The mysterious illness killed 18 children in this town on the fringes of Dakar, Senegal's capital, before anyone in the outside world noticed. When they did - when the TV news aired parents' angry pleas for an investigation, when the doctors ordered more tests, when the West sent health professionals - they did not find malaria or polio or AIDS, or any of the other diseases that kill the poor of Africa.

They found lead.

The dirt here is laced with lead left over from years of extracting it from old car batteries. So when the price of lead quadrupled over five years, residents started digging up the earth to get at it. The World Health Organization said the area is still severely contaminated, 10 months after a government cleanup.
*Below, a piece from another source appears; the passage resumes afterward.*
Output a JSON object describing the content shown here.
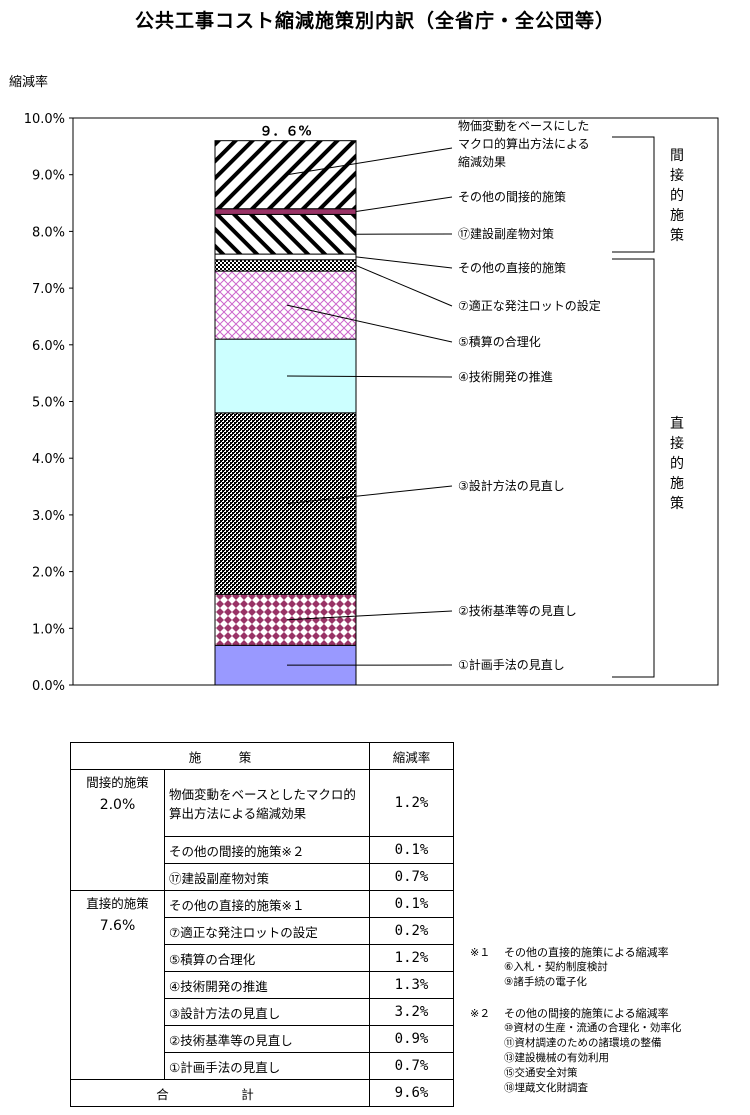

Thiaroye Sur Mer gives a glimpse at how the globalization of a modern tool - the car battery - can wreak havoc in the developing world.

As the demand for cars has increased, especially in China and India, so has the demand for lead-acid car batteries. About 70 percent of the lead manufactured worldwide goes into car batteries, which also are used to power televisions and cell phones in some areas.

Both the manufacturing and the recycling of the batteries have moved mostly to the Third World.

In 2005 and 2006, four waves of lead poisoning involving batteries were reported in China. In the Vietnamese village of Dong Mai, lead smelting left 500 people with chronic illnesses and 25 children with brain damage before the government shut down the operation three years ago, according to San Francisco-based OK International, which works on environmental standards for battery manufacturing.